I also feel that asking the doctors to remove my female genitalia, I suspect this caused discomfort within them because what body would I have afterwards? It certainly wouldn't be female nor male either. Mind you, back then, I wasn't thinking that far ahead, I was thinking, "Great, the sooner I can get these things off me, the better I will feel." than "Hm, what sex will I be?" Either way, the decision regarding my body was made for me by doctors - against my will. I had no say in the matter and I felt that was incredibly unfair because at the end of the day, it is MY body, if I cannot be allowed to modify it, what's the point of calling it my body if I cannot change it - especially to elevate dysphoria? If doctors are so concerned with getting sued, I will sign a letter or a waiver - I would not have to because the likelihood of me experiencing regret after the surgery is very slim. I had thought about the surgery for many years, even dreamed of it for many nights.
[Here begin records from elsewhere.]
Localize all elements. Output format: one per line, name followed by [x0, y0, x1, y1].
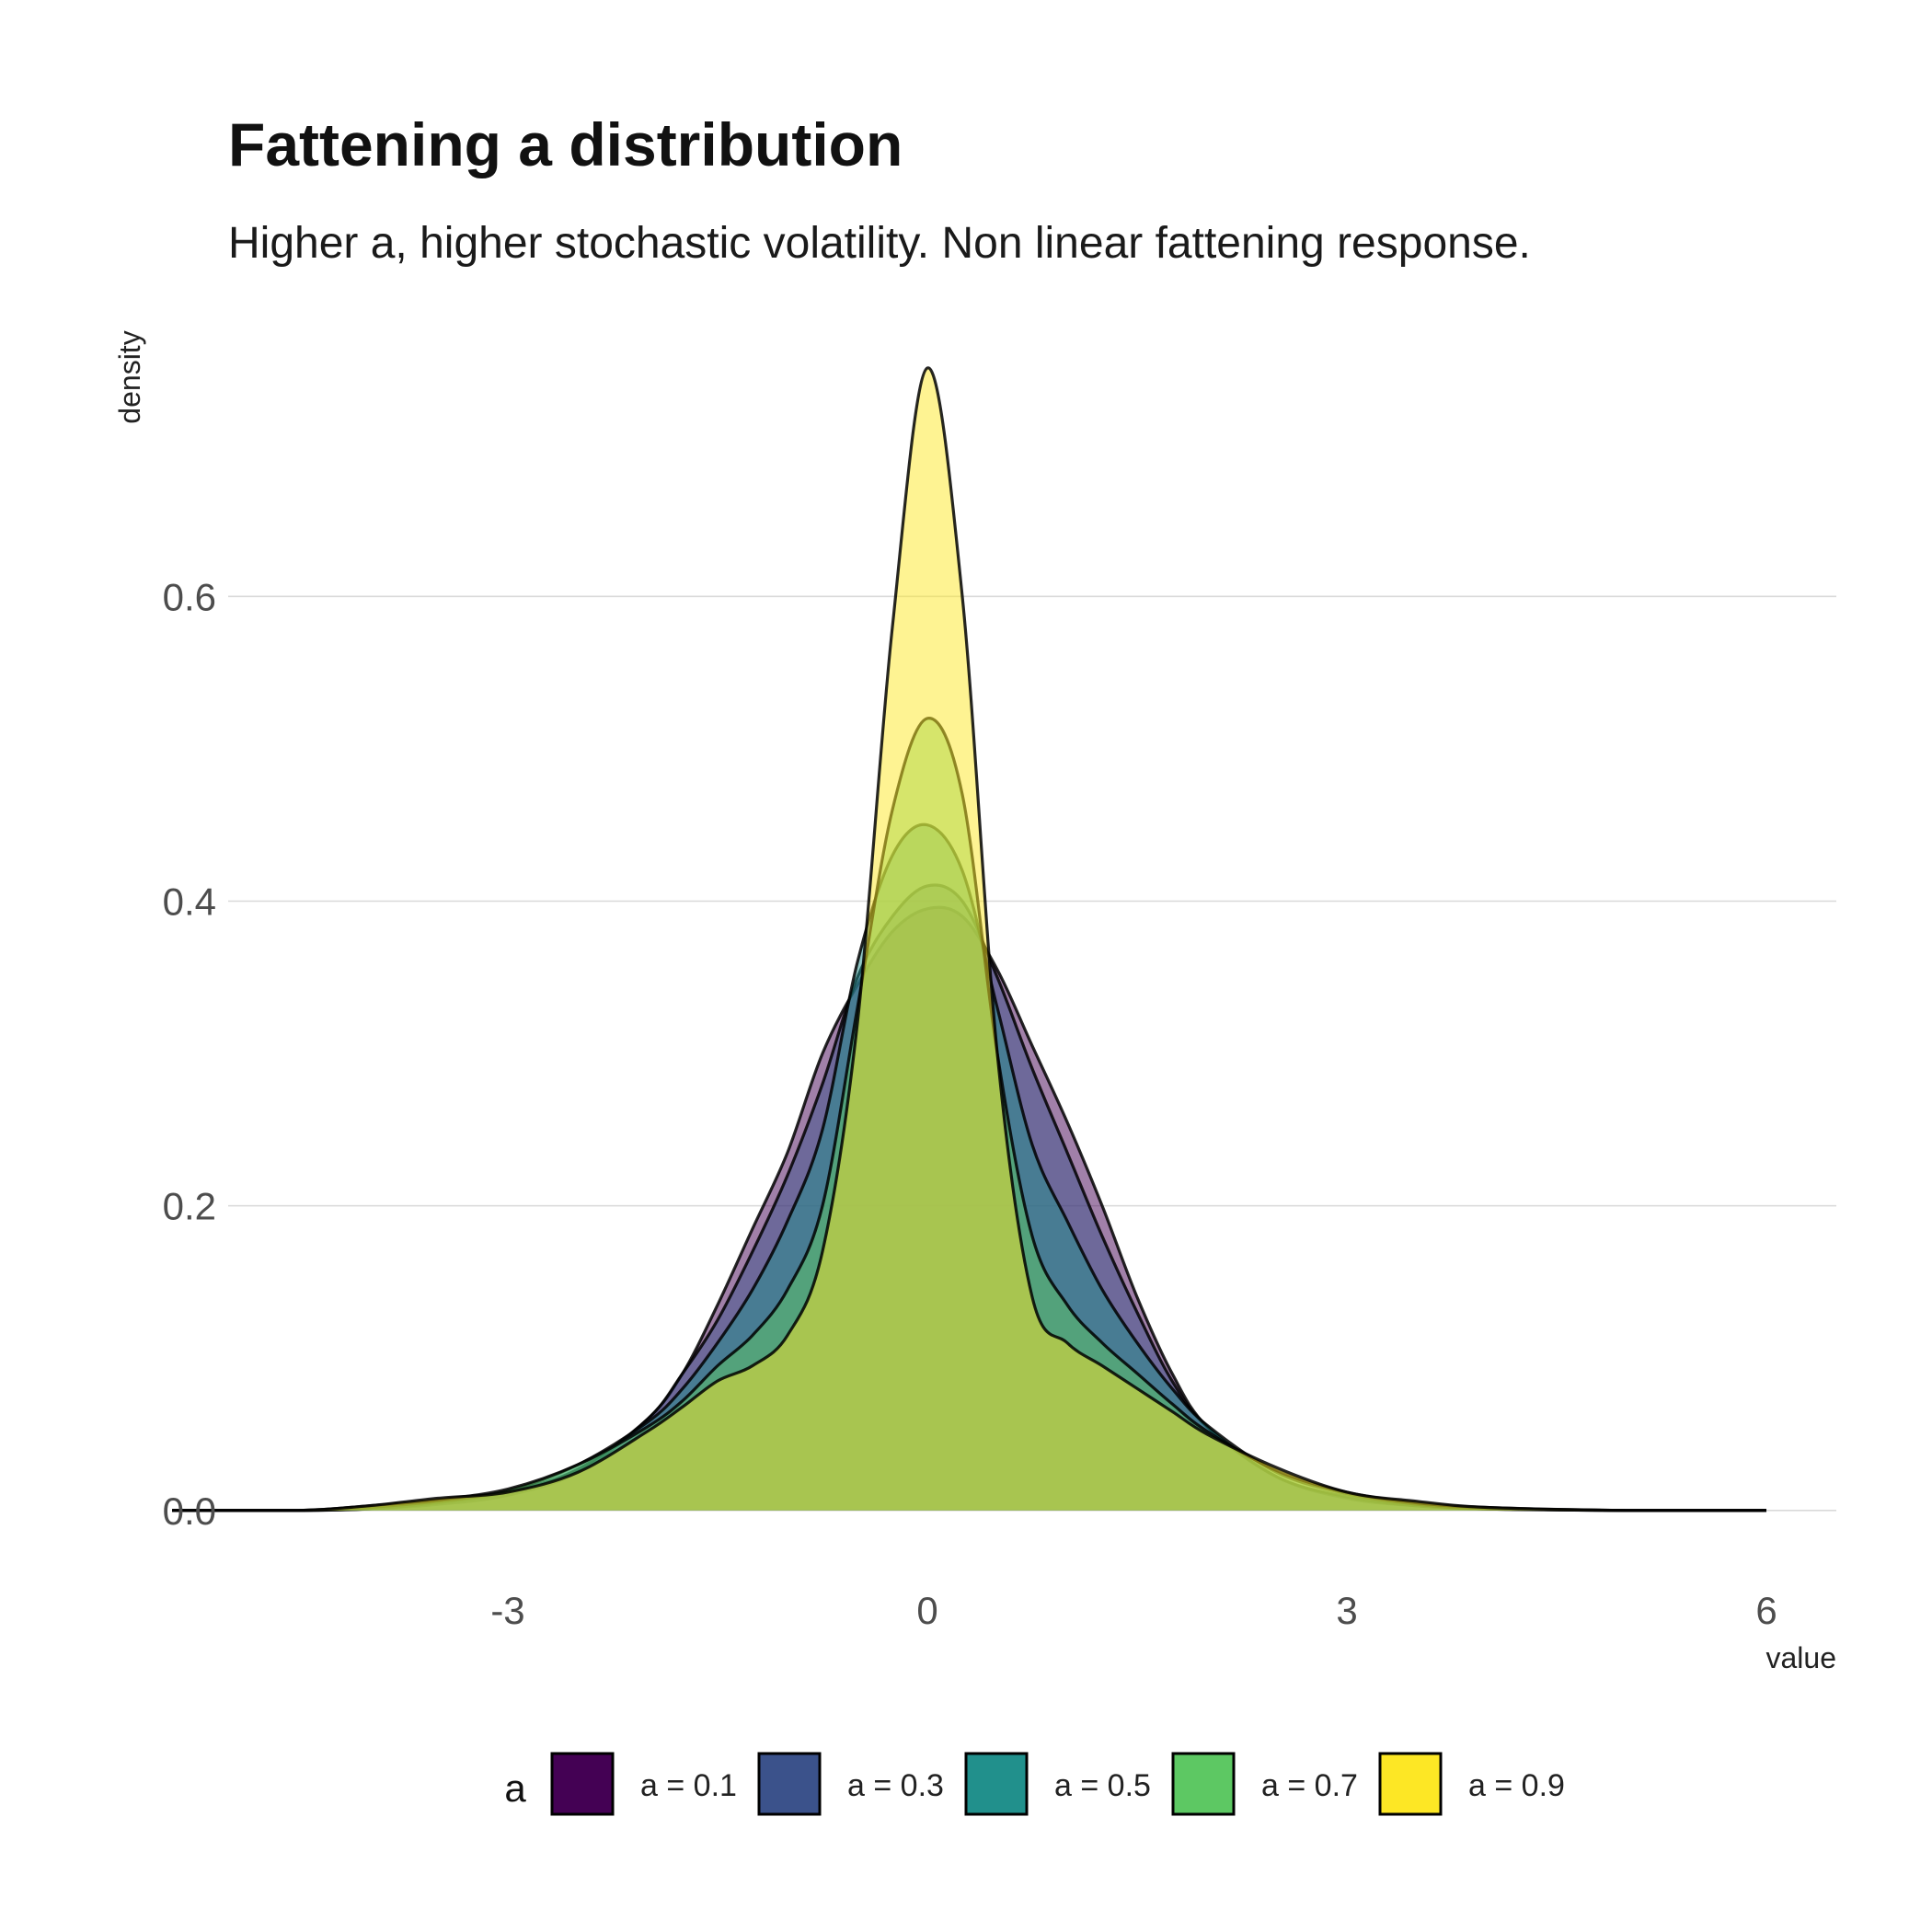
y-tick-label: 0.0 [163, 1489, 216, 1533]
legend-title: a [504, 1766, 526, 1810]
x-tick-label: 0 [916, 1589, 937, 1632]
legend-key-5 [1378, 1752, 1443, 1816]
x-tick-label: -3 [490, 1589, 524, 1632]
x-tick-label: 6 [1755, 1589, 1777, 1632]
y-axis-label: density [113, 330, 146, 423]
legend-label-3: a = 0.5 [1054, 1768, 1151, 1803]
x-axis-ticks: -3 0 3 6 [490, 1589, 1777, 1632]
chart-subtitle: Higher a, higher stochastic volatility. … [228, 219, 1531, 268]
legend-label-4: a = 0.7 [1261, 1768, 1358, 1803]
legend-key-2 [757, 1752, 822, 1816]
legend-key-4 [1171, 1752, 1236, 1816]
density-area-5 [172, 367, 1767, 1511]
legend: a a = 0.1 a = 0.3 a = 0.5 a = 0.7 a = 0.9 [504, 1752, 1565, 1816]
y-axis-ticks: 0.0 0.2 0.4 0.6 [163, 575, 216, 1532]
y-tick-label: 0.2 [163, 1185, 216, 1228]
chart-title: Fattening a distribution [228, 110, 903, 178]
legend-label-5: a = 0.9 [1468, 1768, 1565, 1803]
y-tick-label: 0.4 [163, 880, 216, 923]
legend-label-2: a = 0.3 [847, 1768, 944, 1803]
series-layer [172, 366, 1767, 1512]
legend-key-1 [550, 1752, 615, 1816]
x-tick-label: 3 [1336, 1589, 1357, 1632]
density-line-5 [172, 366, 1766, 1512]
y-tick-label: 0.6 [163, 575, 216, 618]
x-axis-label: value [1766, 1641, 1837, 1674]
legend-label-1: a = 0.1 [640, 1768, 737, 1803]
legend-key-3 [964, 1752, 1029, 1816]
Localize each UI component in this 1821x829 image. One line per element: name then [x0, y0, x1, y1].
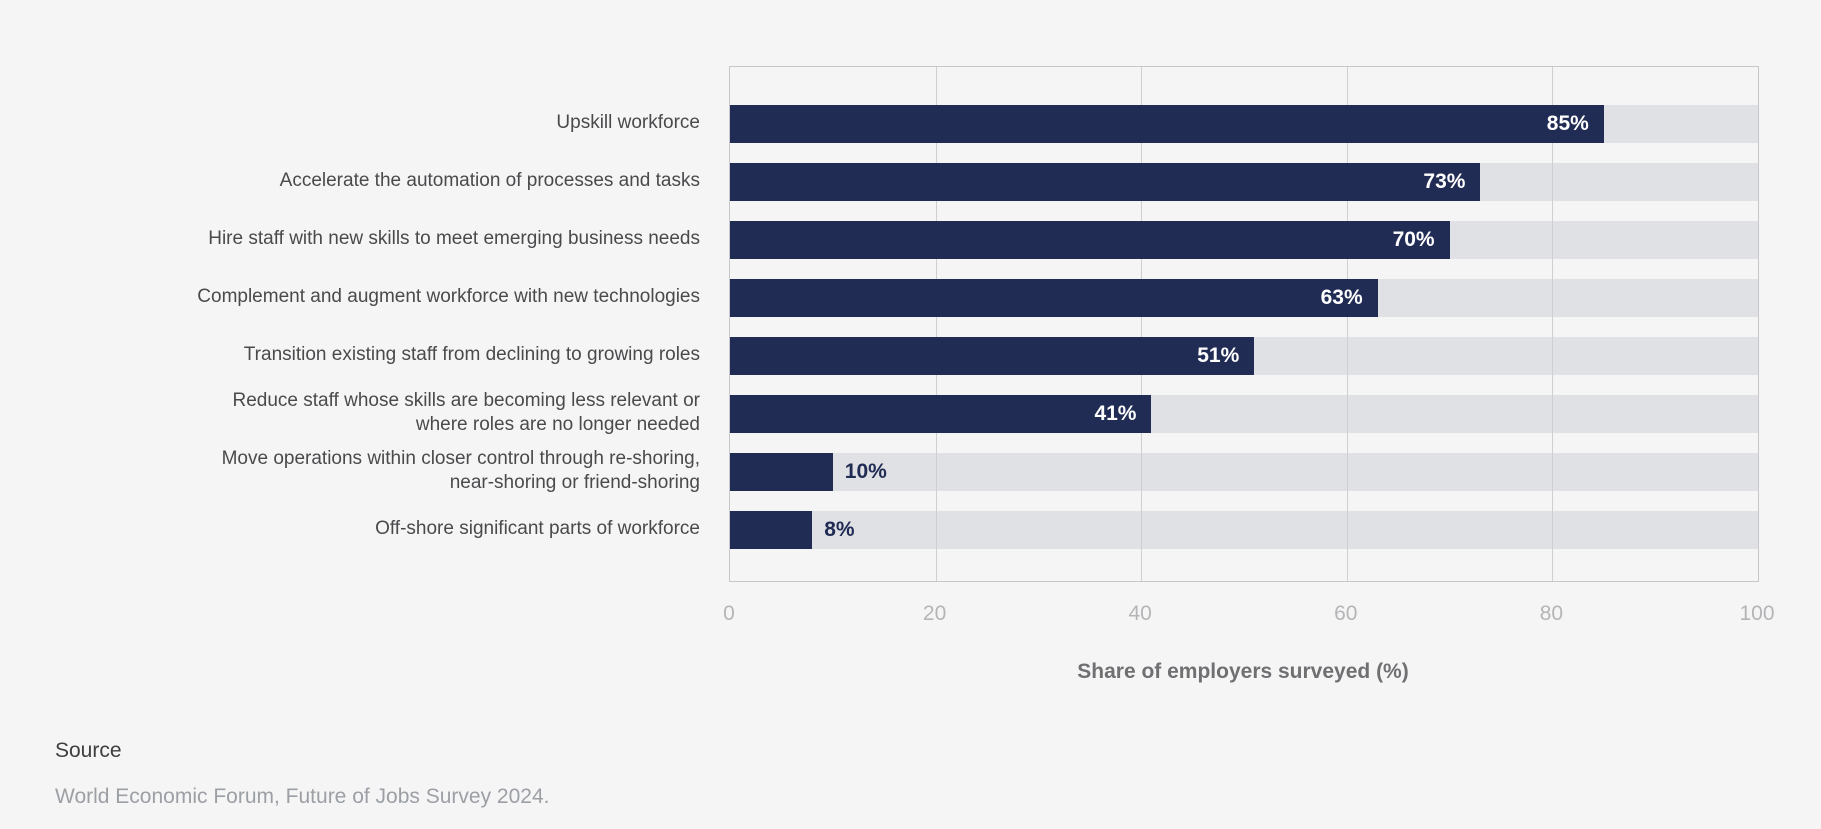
bar-row: 51% [730, 337, 1758, 375]
gridline-x-60 [1346, 67, 1348, 581]
category-label: Off-shore significant parts of workforce [375, 518, 700, 539]
gridline-x-80 [1552, 67, 1554, 581]
category-label: Accelerate the automation of processes a… [279, 170, 700, 191]
x-tick-label: 80 [1539, 602, 1564, 625]
bar-value-label: 8% [824, 518, 855, 541]
x-tick-label: 0 [723, 602, 735, 625]
gridline-x-20 [935, 67, 937, 581]
x-tick-label: 60 [1334, 602, 1358, 625]
x-axis-title: Share of employers surveyed (%) [1077, 660, 1409, 683]
bar-row: 85% [730, 105, 1758, 143]
category-label: Upskill workforce [556, 112, 700, 133]
bar-value-label: 70% [1392, 228, 1435, 251]
source-text: World Economic Forum, Future of Jobs Sur… [55, 785, 550, 808]
gridline-x-40 [1141, 67, 1143, 581]
bar-value-label: 73% [1423, 170, 1466, 193]
bar: 70% [730, 221, 1450, 259]
bar-row: 70% [730, 221, 1758, 259]
category-label: Move operations within closer control th… [221, 448, 700, 493]
bar: 41% [730, 395, 1152, 433]
x-tick-label: 20 [922, 602, 947, 625]
category-label: Hire staff with new skills to meet emerg… [208, 228, 700, 249]
bar-value-label: 41% [1094, 402, 1137, 425]
bar [730, 511, 813, 549]
bar-row: 8% [730, 511, 1758, 549]
plot-area: 85% 73% 70% 63% 51% 41% 10% 8% [729, 66, 1759, 582]
x-tick-label: 40 [1128, 602, 1152, 625]
bar-row: 41% [730, 395, 1758, 433]
category-label: Transition existing staff from declining… [243, 344, 700, 365]
bar-track [730, 511, 1758, 549]
bar: 51% [730, 337, 1255, 375]
bar-track [730, 453, 1758, 491]
bar-value-label: 10% [844, 460, 887, 483]
bar: 85% [730, 105, 1604, 143]
category-label: Reduce staff whose skills are becoming l… [232, 390, 701, 435]
bar-row: 10% [730, 453, 1758, 491]
bar: 63% [730, 279, 1378, 317]
x-tick-label: 100 [1739, 602, 1775, 625]
category-label: Complement and augment workforce with ne… [197, 286, 700, 307]
bar [730, 453, 833, 491]
bar-row: 73% [730, 163, 1758, 201]
bar-value-label: 51% [1197, 344, 1240, 367]
bar-row: 63% [730, 279, 1758, 317]
category-axis: Upskill workforce Accelerate the automati… [40, 66, 700, 580]
source-label: Source [55, 739, 122, 762]
bar-value-label: 63% [1320, 286, 1363, 309]
bar: 73% [730, 163, 1481, 201]
bar-value-label: 85% [1546, 112, 1589, 135]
Funny how if you identify as a man, they will send you to a gender therapist who will write letters that will allow you to access the surgery that was denied to you as a biological woman because, oh no, we cannot remove your breasts and uterus unless you have cancer! What if the breasts and uterus may have well been cancer to my MIND? Nobody cared about enough about that, did they? They just looked at me like I put my head into a bucket of water and asked if I was wet. Why is a woman saying her breasts and periods cause her depression? That is not normal, she should be happy with her breasts and it is normal to be sad from periods - women don't particularly enjoy getting them anyway! That is what I think the doctors would be thinking to justify my behavior and conclude that I am female, just a very confused one.
It's a messed up society we live in. Doctors will find excuses and justifications for anything that goes against the binary system. God forbid, should someone have the right to modify their own body if they have been proven to be of sound mind, aside from experiencing distress from the said body parts they wish to remove.
This was probably severely off-topic - if it is, I will delete it.